Comme l'a chanté Jacques Brel, la personne au coeur du nouveau roman de Gérard Glatt – qui meurt dès la première page – n'est pas une Sainte.
Trois hommes et une femme. Trois hommes réunis pour enterrer Germaine découverte sous un sapin, à quelques mètres de la ferme de montagne située au-dessus de Sallanches en direction du Grand Arvet. le premier à entrer en scène est son mari. Tronchet a découvert son épouse sous un sapin, apparemment écrasée par le conifère. C'est du moins ce que conclue le docteur echenoz dépêché sur place.

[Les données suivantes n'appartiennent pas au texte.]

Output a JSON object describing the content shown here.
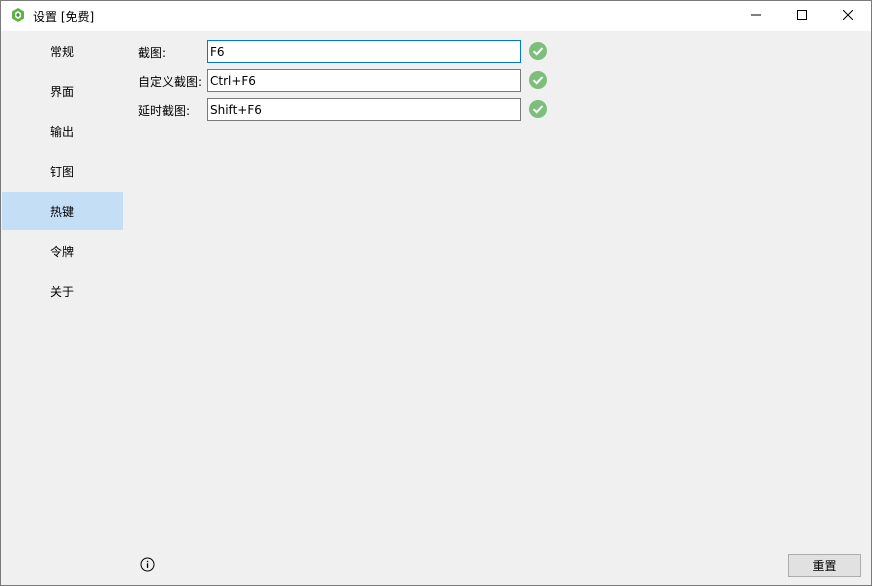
{
  "window": {
    "title": "设置 [免费]",
    "icon": "app-logo-icon"
  },
  "sidebar": {
    "items": [
      {
        "label": "常规"
      },
      {
        "label": "界面"
      },
      {
        "label": "输出"
      },
      {
        "label": "钉图"
      },
      {
        "label": "热键",
        "active": true
      },
      {
        "label": "令牌"
      },
      {
        "label": "关于"
      }
    ]
  },
  "hotkeys": [
    {
      "label": "截图:",
      "value": "F6",
      "status": "check-circle-icon"
    },
    {
      "label": "自定义截图:",
      "value": "Ctrl+F6",
      "status": "check-circle-icon"
    },
    {
      "label": "延时截图:",
      "value": "Shift+F6",
      "status": "check-circle-icon"
    }
  ],
  "footer": {
    "reset_label": "重置",
    "info_icon": "info-icon"
  },
  "colors": {
    "active_nav": "#c4def5",
    "check_green": "#7cbf7a",
    "focus_border": "#0078d7"
  }
}
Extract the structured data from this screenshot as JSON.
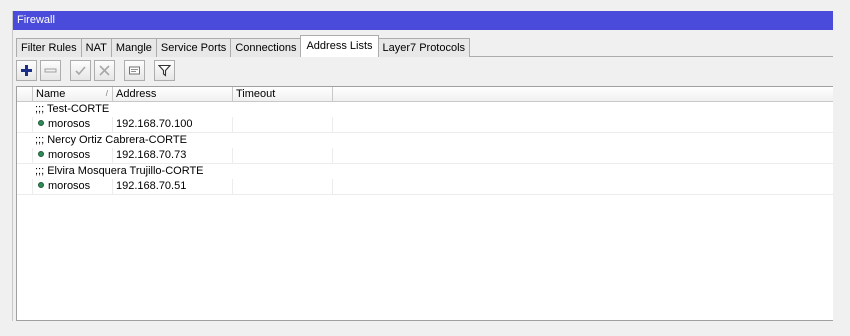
{
  "window": {
    "title": "Firewall"
  },
  "tabs": [
    {
      "label": "Filter Rules"
    },
    {
      "label": "NAT"
    },
    {
      "label": "Mangle"
    },
    {
      "label": "Service Ports"
    },
    {
      "label": "Connections"
    },
    {
      "label": "Address Lists",
      "active": true
    },
    {
      "label": "Layer7 Protocols"
    }
  ],
  "toolbar": {
    "buttons": [
      "add-icon",
      "remove-icon",
      "enable-icon",
      "disable-icon",
      "comment-icon",
      "filter-icon"
    ]
  },
  "table": {
    "headers": {
      "name": "Name",
      "address": "Address",
      "timeout": "Timeout"
    },
    "groups": [
      {
        "comment": ";;; Test-CORTE",
        "name": "morosos",
        "address": "192.168.70.100",
        "timeout": ""
      },
      {
        "comment": ";;; Nercy Ortiz Cabrera-CORTE",
        "name": "morosos",
        "address": "192.168.70.73",
        "timeout": ""
      },
      {
        "comment": ";;; Elvira Mosquera Trujillo-CORTE",
        "name": "morosos",
        "address": "192.168.70.51",
        "timeout": ""
      }
    ]
  },
  "colors": {
    "titlebar": "#4a4adb",
    "status_dot": "#2e8b57",
    "add_icon": "#1a2e8a"
  }
}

Edmé, le garçon de ferme, arrive ensuite pour tenter de soulager Tronchet. Cela fait des années qu'il aide à la ferme et fait quasiment partie de la famille. Il est du reste de la même génération qu'Antoine, le troisième homme de cette histoire qui a choisi de «monter» à Paris et qui rejoint père et ami, quasi-frère, pour les obsèques.
Si les émotions affleurent à peine, c'est sans doute à cause de la rudesse du climat et du travail ingrat qu'ils ont à effectuer pour produire le lait et le fromage, mais c'est aussi parce que Germaine avait un caractère aussi difficile que les hivers de Haute-Savoie. C'est peut-être du Québec que vient le portrait le plus juste de cette femme. Là-bas, l'expression «être une germaine» – un jeu de mots créé par la combinaison des verbes gérer et mener – sert à décrire une femme autoritaire et «contrôlante». Au fil des pages, on va découvrir comment elle a jeté le grappin sur Tronchet, comment il a été décidé qu'elle l'épouserait, comment Antoine et Edmé son entrés dans la famile et comment la situation s'est dégradée année après année.

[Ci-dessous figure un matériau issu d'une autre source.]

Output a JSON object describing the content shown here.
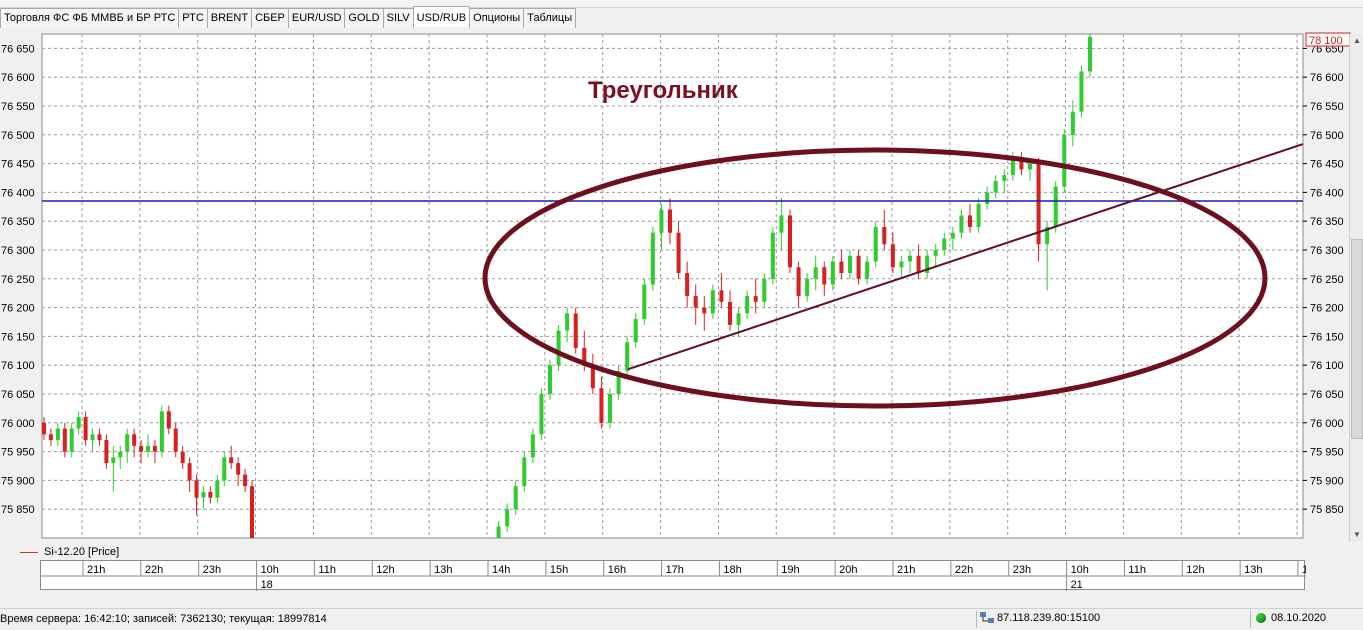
{
  "tabs": [
    {
      "label": "Торговля ФС ФБ ММВБ и БР РТС",
      "active": false
    },
    {
      "label": "РТС",
      "active": false
    },
    {
      "label": "BRENT",
      "active": false
    },
    {
      "label": "СБЕР",
      "active": false
    },
    {
      "label": "EUR/USD",
      "active": false
    },
    {
      "label": "GOLD",
      "active": false
    },
    {
      "label": "SILV",
      "active": false
    },
    {
      "label": "USD/RUB",
      "active": true
    },
    {
      "label": "Опционы",
      "active": false
    },
    {
      "label": "Таблицы",
      "active": false
    }
  ],
  "chart": {
    "annotation": "Треугольник",
    "annotation_color": "#7a1020",
    "last_price_label": "78 100",
    "up_color": "#2ecc2e",
    "down_color": "#d92020",
    "level_line_color": "#1a1ab0",
    "trend_color": "#5a1030"
  },
  "chart_data": {
    "type": "candlestick",
    "series_name": "Si-12.20 [Price]",
    "ylim": [
      75800,
      76675
    ],
    "y_ticks": [
      76650,
      76600,
      76550,
      76500,
      76450,
      76400,
      76350,
      76300,
      76250,
      76200,
      76150,
      76100,
      76050,
      76000,
      75950,
      75900,
      75850
    ],
    "y_tick_labels": [
      "76 650",
      "76 600",
      "76 550",
      "76 500",
      "76 450",
      "76 400",
      "76 350",
      "76 300",
      "76 250",
      "76 200",
      "76 150",
      "76 100",
      "76 050",
      "76 000",
      "75 950",
      "75 900",
      "75 850"
    ],
    "horizontal_level": 76385,
    "x_labels": [
      "21h",
      "22h",
      "23h",
      "10h",
      "11h",
      "12h",
      "13h",
      "14h",
      "15h",
      "16h",
      "17h",
      "18h",
      "19h",
      "20h",
      "21h",
      "22h",
      "23h",
      "10h",
      "11h",
      "12h",
      "13h",
      "14h"
    ],
    "day_labels": [
      {
        "after_label": 3,
        "text": "18"
      },
      {
        "after_label": 17,
        "text": "21"
      }
    ],
    "candles": [
      [
        76000,
        76010,
        75970,
        75980
      ],
      [
        75980,
        75990,
        75960,
        75970
      ],
      [
        75970,
        76000,
        75960,
        75990
      ],
      [
        75990,
        76000,
        75940,
        75950
      ],
      [
        75950,
        76000,
        75940,
        75990
      ],
      [
        75990,
        76020,
        75980,
        76010
      ],
      [
        76010,
        76020,
        75960,
        75970
      ],
      [
        75970,
        75990,
        75950,
        75980
      ],
      [
        75980,
        75990,
        75960,
        75970
      ],
      [
        75970,
        75980,
        75920,
        75930
      ],
      [
        75930,
        75960,
        75880,
        75940
      ],
      [
        75940,
        75960,
        75920,
        75950
      ],
      [
        75950,
        75990,
        75930,
        75980
      ],
      [
        75980,
        75990,
        75940,
        75960
      ],
      [
        75960,
        75970,
        75930,
        75950
      ],
      [
        75950,
        75980,
        75940,
        75960
      ],
      [
        75960,
        75970,
        75930,
        75950
      ],
      [
        75950,
        76030,
        75940,
        76020
      ],
      [
        76020,
        76030,
        75980,
        75990
      ],
      [
        75990,
        76000,
        75940,
        75950
      ],
      [
        75950,
        75960,
        75920,
        75930
      ],
      [
        75930,
        75940,
        75880,
        75900
      ],
      [
        75900,
        75910,
        75840,
        75870
      ],
      [
        75870,
        75890,
        75850,
        75880
      ],
      [
        75880,
        75890,
        75860,
        75870
      ],
      [
        75870,
        75910,
        75860,
        75900
      ],
      [
        75900,
        75950,
        75890,
        75940
      ],
      [
        75940,
        75960,
        75920,
        75930
      ],
      [
        75930,
        75940,
        75890,
        75910
      ],
      [
        75910,
        75920,
        75880,
        75890
      ],
      [
        75890,
        75900,
        75780,
        75790
      ],
      [
        75780,
        75800,
        75750,
        75790
      ],
      [
        75790,
        75830,
        75780,
        75820
      ],
      [
        75820,
        75860,
        75810,
        75850
      ],
      [
        75850,
        75900,
        75840,
        75890
      ],
      [
        75890,
        75950,
        75880,
        75940
      ],
      [
        75940,
        75990,
        75930,
        75980
      ],
      [
        75980,
        76060,
        75970,
        76050
      ],
      [
        76050,
        76110,
        76040,
        76100
      ],
      [
        76100,
        76170,
        76090,
        76160
      ],
      [
        76160,
        76200,
        76140,
        76190
      ],
      [
        76190,
        76200,
        76120,
        76130
      ],
      [
        76130,
        76160,
        76090,
        76100
      ],
      [
        76100,
        76120,
        76050,
        76060
      ],
      [
        76060,
        76080,
        75990,
        76000
      ],
      [
        76000,
        76060,
        75990,
        76050
      ],
      [
        76050,
        76100,
        76040,
        76090
      ],
      [
        76090,
        76150,
        76080,
        76140
      ],
      [
        76140,
        76190,
        76130,
        76180
      ],
      [
        76180,
        76250,
        76170,
        76240
      ],
      [
        76240,
        76340,
        76230,
        76330
      ],
      [
        76330,
        76380,
        76300,
        76370
      ],
      [
        76370,
        76390,
        76310,
        76330
      ],
      [
        76330,
        76350,
        76250,
        76260
      ],
      [
        76260,
        76280,
        76200,
        76220
      ],
      [
        76220,
        76240,
        76170,
        76200
      ],
      [
        76200,
        76220,
        76160,
        76190
      ],
      [
        76190,
        76240,
        76180,
        76230
      ],
      [
        76230,
        76260,
        76200,
        76210
      ],
      [
        76210,
        76230,
        76160,
        76170
      ],
      [
        76170,
        76200,
        76150,
        76190
      ],
      [
        76190,
        76230,
        76180,
        76220
      ],
      [
        76220,
        76250,
        76190,
        76210
      ],
      [
        76210,
        76260,
        76200,
        76250
      ],
      [
        76250,
        76340,
        76240,
        76330
      ],
      [
        76330,
        76390,
        76300,
        76360
      ],
      [
        76360,
        76370,
        76260,
        76270
      ],
      [
        76270,
        76280,
        76200,
        76220
      ],
      [
        76220,
        76260,
        76210,
        76250
      ],
      [
        76250,
        76290,
        76230,
        76270
      ],
      [
        76270,
        76280,
        76220,
        76240
      ],
      [
        76240,
        76290,
        76230,
        76280
      ],
      [
        76280,
        76300,
        76250,
        76260
      ],
      [
        76260,
        76300,
        76250,
        76290
      ],
      [
        76290,
        76300,
        76240,
        76250
      ],
      [
        76250,
        76290,
        76240,
        76280
      ],
      [
        76280,
        76350,
        76270,
        76340
      ],
      [
        76340,
        76370,
        76300,
        76310
      ],
      [
        76310,
        76330,
        76260,
        76270
      ],
      [
        76270,
        76290,
        76250,
        76280
      ],
      [
        76280,
        76300,
        76260,
        76290
      ],
      [
        76290,
        76310,
        76250,
        76260
      ],
      [
        76260,
        76300,
        76250,
        76290
      ],
      [
        76290,
        76310,
        76270,
        76300
      ],
      [
        76300,
        76330,
        76290,
        76320
      ],
      [
        76320,
        76340,
        76300,
        76330
      ],
      [
        76330,
        76370,
        76320,
        76360
      ],
      [
        76360,
        76380,
        76330,
        76340
      ],
      [
        76340,
        76390,
        76330,
        76380
      ],
      [
        76380,
        76410,
        76370,
        76400
      ],
      [
        76400,
        76430,
        76390,
        76420
      ],
      [
        76420,
        76440,
        76400,
        76430
      ],
      [
        76430,
        76470,
        76420,
        76460
      ],
      [
        76460,
        76470,
        76430,
        76440
      ],
      [
        76440,
        76460,
        76420,
        76450
      ],
      [
        76450,
        76460,
        76280,
        76310
      ],
      [
        76310,
        76350,
        76230,
        76340
      ],
      [
        76340,
        76420,
        76330,
        76410
      ],
      [
        76410,
        76510,
        76400,
        76500
      ],
      [
        76500,
        76560,
        76480,
        76540
      ],
      [
        76540,
        76620,
        76530,
        76610
      ],
      [
        76610,
        76680,
        76600,
        76670
      ]
    ]
  },
  "status": {
    "server_time": "Время сервера: 16:42:10; записей: 7362130; текущая: 18997814",
    "connection": "87.118.239.80:15100",
    "date": "08.10.2020"
  }
}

Görard Glatt sait mieux que personne planter le décor de ses romans. Après l'Auvergne et les Monts du Forez dans Retour à Belle Étoile et dans Les Soeurs Ferrandon, voici le décor somptueux et écrasant des Alpes que l'on peut sans conteste compter comme l'un des personnages du livre. Car ici la géographie rencontre l'histoire. Ici, on doit tous les jours compter avec les caprices de la nature, en sachant qu'au mieux on réussira à en tirer de quoi nourrir sa famille.
Une fois de plus, on peut convoquer Jacques Brel: « Ces gens-là ne parlent pas ». Ou alors par bribes…
Quand Antoine retrouve son père, il n'est du reste guère besoin de mots. Ils se connaissant et s'aiment. Leurs souvenirs sont aussi le terreau de l'intrigue que l'auteur tricote patiemment jusqu'au dénouement qui, comme on peut s'en douter, réservera son lot de surprises.
Il n'y a, à mon sens, aucune raison de ranger les romans dits «de terroir» dans une catégorie inférieure. Si vous daignez vous plonger dans celui-ci, vous aurez l'éclatante démonstration que l'inverse est vrai. Ce roman est un grand roman.

Lien : https://collectiondelivres.w..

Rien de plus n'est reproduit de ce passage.